|View from Cat Rock|
Cat Rock is a hike to a talus jumble of Antietam Sandstone with a limited but pleasant view in Cunningham Falls State Park. The hike is short but enjoyable, with a small rock scramble at the end.
I hiked Cat Rock on a weekend in early August with two good friends, during a time when the president was visiting Camp David. From the Rockville area, I took I-270 northwest to Frederick, then took US 15 north from Frederick to Thurmont. At Thurmont, I hopped onto Rout 77 west, which took me west into Catoctin Mountain Park. Route 77 is particularly pretty entering the park, as it winds into the mountains next to a small stream. I parked at a trailhead across the road from the Park Headquarters. This was the start of the hike, which headed south into Cunningham Falls State Park rather than north into Catoctin Mountain Park.
The trailhead information board at the start of the hike indicated that this was a "strenuous" hike, but I would certainly not consider that to be the case- compared to most hikes in SNP and farther south in the Blue Ridge, this is at most a moderately difficult hike. The trail swings to the east and south from the trailhead, climbing along the eastern side of Catoctin Mountain.

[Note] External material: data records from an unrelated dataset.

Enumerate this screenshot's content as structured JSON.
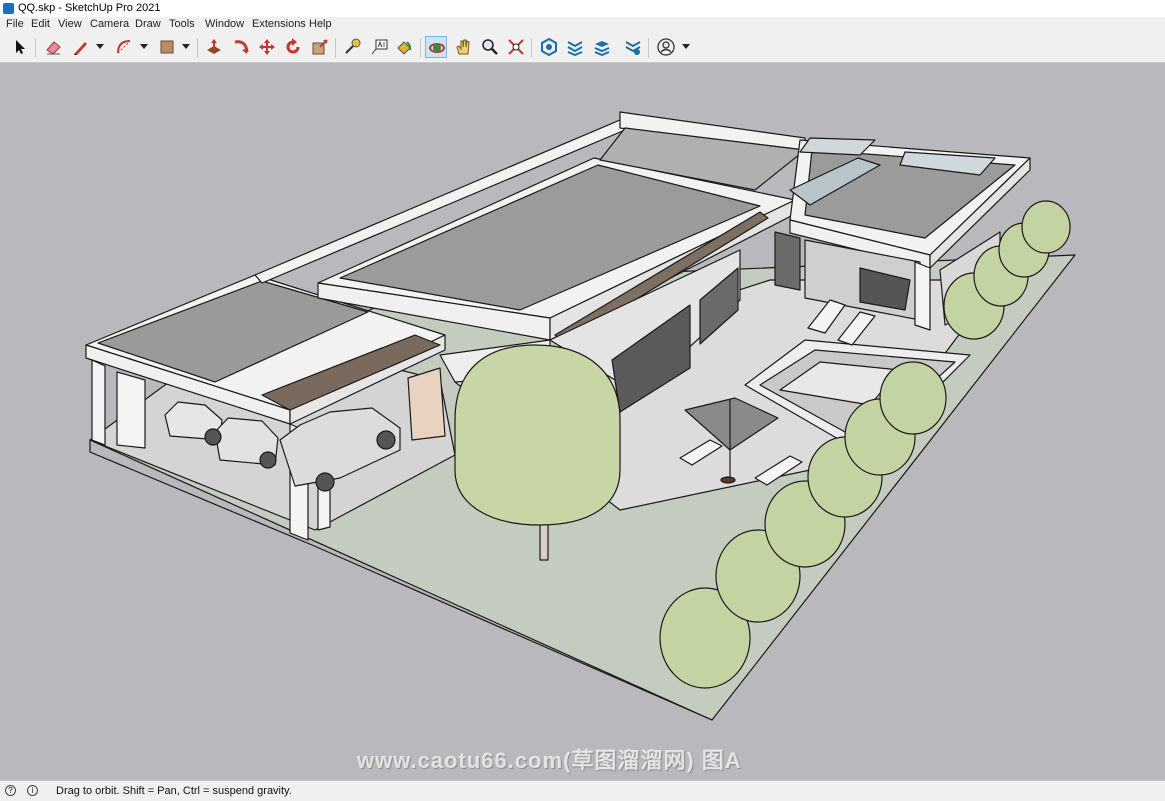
{
  "window": {
    "title": "QQ.skp - SketchUp Pro 2021"
  },
  "menu": [
    "File",
    "Edit",
    "View",
    "Camera",
    "Draw",
    "Tools",
    "Window",
    "Extensions",
    "Help"
  ],
  "toolbar": {
    "tools": [
      {
        "name": "select-tool",
        "icon": "arrow-cursor-icon",
        "active": false
      },
      {
        "name": "eraser-tool",
        "icon": "eraser-icon",
        "active": false
      },
      {
        "name": "line-tool",
        "icon": "pencil-icon",
        "active": false
      },
      {
        "name": "arc-tool",
        "icon": "arc-icon",
        "active": false
      },
      {
        "name": "shape-tool",
        "icon": "rectangle-icon",
        "active": false
      },
      {
        "name": "push-pull-tool",
        "icon": "push-pull-icon",
        "active": false
      },
      {
        "name": "follow-me-tool",
        "icon": "follow-me-icon",
        "active": false
      },
      {
        "name": "move-tool",
        "icon": "move-icon",
        "active": false
      },
      {
        "name": "rotate-tool",
        "icon": "rotate-icon",
        "active": false
      },
      {
        "name": "scale-tool",
        "icon": "scale-icon",
        "active": false
      },
      {
        "name": "tape-measure-tool",
        "icon": "tape-measure-icon",
        "active": false
      },
      {
        "name": "text-tool",
        "icon": "text-label-icon",
        "active": false
      },
      {
        "name": "paint-bucket-tool",
        "icon": "paint-bucket-icon",
        "active": false
      },
      {
        "name": "orbit-tool",
        "icon": "orbit-icon",
        "active": true
      },
      {
        "name": "pan-tool",
        "icon": "hand-icon",
        "active": false
      },
      {
        "name": "zoom-tool",
        "icon": "magnifier-icon",
        "active": false
      },
      {
        "name": "zoom-extents-tool",
        "icon": "zoom-extents-icon",
        "active": false
      },
      {
        "name": "warehouse-tool",
        "icon": "warehouse-icon",
        "active": false
      },
      {
        "name": "extension-warehouse-tool",
        "icon": "extension-warehouse-icon",
        "active": false
      },
      {
        "name": "layout-tool",
        "icon": "layers-icon",
        "active": false
      },
      {
        "name": "extension-manager-tool",
        "icon": "extension-manager-icon",
        "active": false
      },
      {
        "name": "account-tool",
        "icon": "user-account-icon",
        "active": false
      }
    ]
  },
  "colors": {
    "sky": "#b9b9bd",
    "lawn": "#c2cbbd",
    "roof": "#999999",
    "wall": "#f2f2f2",
    "tree": "#c7d6a8",
    "active_tool": "#cce4f7"
  },
  "watermark": "www.caotu66.com(草图溜溜网) 图A",
  "status": {
    "message": "Drag to orbit. Shift = Pan, Ctrl = suspend gravity."
  }
}
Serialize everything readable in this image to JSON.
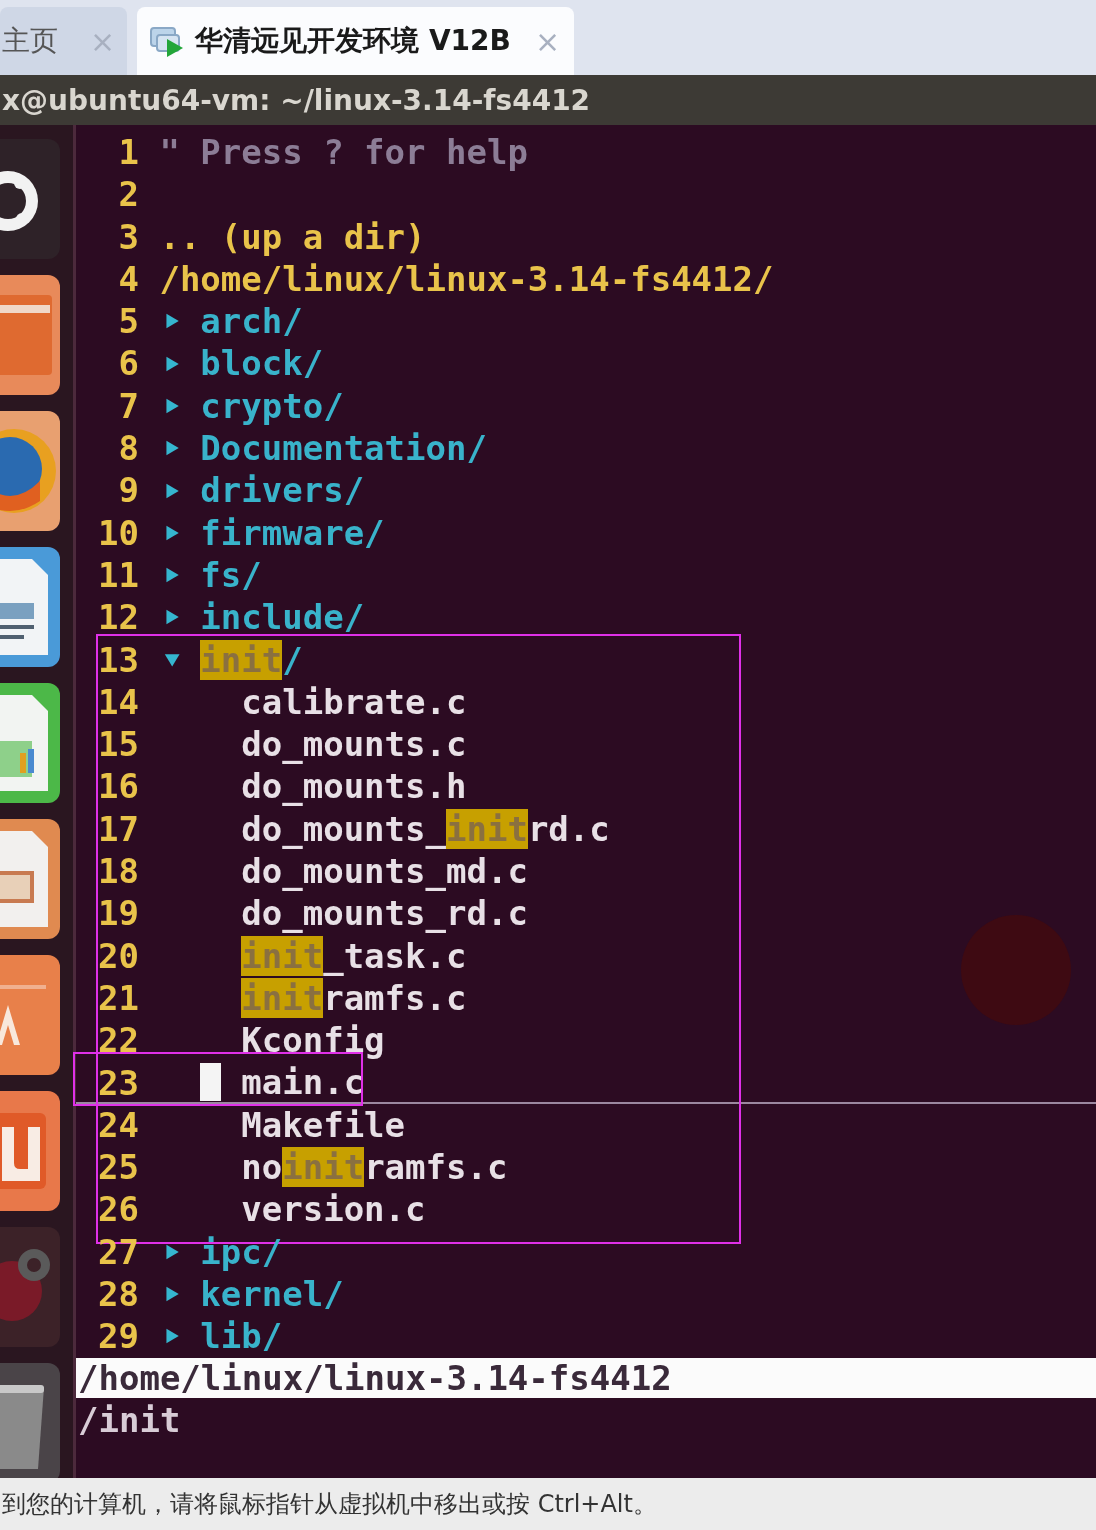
{
  "tabs": [
    {
      "label": "主页",
      "selected": false,
      "close": "×"
    },
    {
      "label": "华清远见开发环境 V12B",
      "selected": true,
      "close": "×"
    }
  ],
  "window": {
    "title": "x@ubuntu64-vm: ~/linux-3.14-fs4412"
  },
  "tree": [
    {
      "number": "1",
      "kind": "comment",
      "text": "\" Press ? for help"
    },
    {
      "number": "2",
      "kind": "blank"
    },
    {
      "number": "3",
      "kind": "updir",
      "text": ".. (up a dir)"
    },
    {
      "number": "4",
      "kind": "root",
      "text": "/home/linux/linux-3.14-fs4412/"
    },
    {
      "number": "5",
      "kind": "dir",
      "expanded": false,
      "boxed": false,
      "text": "arch/"
    },
    {
      "number": "6",
      "kind": "dir",
      "expanded": false,
      "boxed": false,
      "text": "block/"
    },
    {
      "number": "7",
      "kind": "dir",
      "expanded": false,
      "boxed": false,
      "text": "crypto/"
    },
    {
      "number": "8",
      "kind": "dir",
      "expanded": false,
      "boxed": false,
      "text": "Documentation/"
    },
    {
      "number": "9",
      "kind": "dir",
      "expanded": false,
      "boxed": false,
      "text": "drivers/"
    },
    {
      "number": "10",
      "kind": "dir",
      "expanded": false,
      "boxed": false,
      "text": "firmware/"
    },
    {
      "number": "11",
      "kind": "dir",
      "expanded": false,
      "boxed": false,
      "text": "fs/"
    },
    {
      "number": "12",
      "kind": "dir",
      "expanded": false,
      "boxed": false,
      "text": "include/"
    },
    {
      "number": "13",
      "kind": "dir",
      "expanded": true,
      "boxed": true,
      "parts": [
        {
          "text": "init",
          "match": true
        },
        {
          "text": "/",
          "match": false
        }
      ],
      "children": [
        {
          "number": "14",
          "kind": "file",
          "cursor": false,
          "marked": false,
          "text": "calibrate.c"
        },
        {
          "number": "15",
          "kind": "file",
          "cursor": false,
          "marked": false,
          "text": "do_mounts.c"
        },
        {
          "number": "16",
          "kind": "file",
          "cursor": false,
          "marked": false,
          "text": "do_mounts.h"
        },
        {
          "number": "17",
          "kind": "file",
          "cursor": false,
          "marked": false,
          "parts": [
            {
              "text": "do_mounts_",
              "match": false
            },
            {
              "text": "init",
              "match": true
            },
            {
              "text": "rd.c",
              "match": false
            }
          ]
        },
        {
          "number": "18",
          "kind": "file",
          "cursor": false,
          "marked": false,
          "text": "do_mounts_md.c"
        },
        {
          "number": "19",
          "kind": "file",
          "cursor": false,
          "marked": false,
          "text": "do_mounts_rd.c"
        },
        {
          "number": "20",
          "kind": "file",
          "cursor": false,
          "marked": false,
          "parts": [
            {
              "text": "init",
              "match": true
            },
            {
              "text": "_task.c",
              "match": false
            }
          ]
        },
        {
          "number": "21",
          "kind": "file",
          "cursor": false,
          "marked": false,
          "parts": [
            {
              "text": "init",
              "match": true
            },
            {
              "text": "ramfs.c",
              "match": false
            }
          ]
        },
        {
          "number": "22",
          "kind": "file",
          "cursor": false,
          "marked": false,
          "text": "Kconfig"
        },
        {
          "number": "23",
          "kind": "file",
          "cursor": true,
          "marked": true,
          "text": "main.c"
        },
        {
          "number": "24",
          "kind": "file",
          "cursor": false,
          "marked": false,
          "text": "Makefile"
        },
        {
          "number": "25",
          "kind": "file",
          "cursor": false,
          "marked": false,
          "parts": [
            {
              "text": "no",
              "match": false
            },
            {
              "text": "init",
              "match": true
            },
            {
              "text": "ramfs.c",
              "match": false
            }
          ]
        },
        {
          "number": "26",
          "kind": "file",
          "cursor": false,
          "marked": false,
          "text": "version.c"
        }
      ]
    },
    {
      "number": "27",
      "kind": "dir",
      "expanded": false,
      "boxed": false,
      "text": "ipc/"
    },
    {
      "number": "28",
      "kind": "dir",
      "expanded": false,
      "boxed": false,
      "text": "kernel/"
    },
    {
      "number": "29",
      "kind": "dir",
      "expanded": false,
      "boxed": false,
      "text": "lib/"
    }
  ],
  "status_line": {
    "path": "/home/linux/linux-3.14-fs4412",
    "current": "/init"
  },
  "status_bar": {
    "text": "到您的计算机，请将鼠标指针从虚拟机中移出或按 Ctrl+Alt。"
  }
}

It was a fairly gentle but persistent uphill following the yellow blazes. In a little under a mile from the trailhead, we passed a junction with a trail that led down to Hunting Creek Lake. Fungi sprouted all around the trail, a typical scene in the Appalachians in late summer.
|Fungi along the Cat Rock Trail|
After passing the trail junction, we passed through a powerline clearing along the trail. Continuing a little further on, a little over a mile from the trailhead, we came to a junction with the Bob's Hill Trail at what seemed to be the top of the ridge. From here, we followed the trail for Cat Rock, which descended slightly and headed east. This trail wound through the woods until dead-ending near the rock scramble. A final bit of uphill and a bit of rock scrambling brought us onto the top of the white rocks at Cat Rock. Cat Rock was really more a talus jumble than a single rock. Climbing along the highest ridge of rock in the center of the rock, we had a view of the ridgeline of Catoctin Mountain. To the north, a few more ridges of Catoctin Mountain were visible; in general the view was not too expansive. However, the rocks at the overlook still made a pleasant resting spot. Apparently Sugarloaf Mountain is visible from the rock on clear days; however, it was slightly hazy during our hike so our visibility was a little limited.
|View east from Cat Rock|
A helicopter flew overhead while we were at Cat Rock. Helicopters are fairly common to the area- Catoctin Mountain Park is home of Camp David, the president's mountain retreat. Franklin Roosevelt first established the presidential retreat here and named it Shangri-La; Hoover had earlier established Camp Rapidan in Shenandoah National Park, but Roosevelt's physical condition made getting to Catoctin Mountain much easier than getting high up the valley of the Rapidan. Later, President Eisenhower renamed Shangri-La after his grandson David.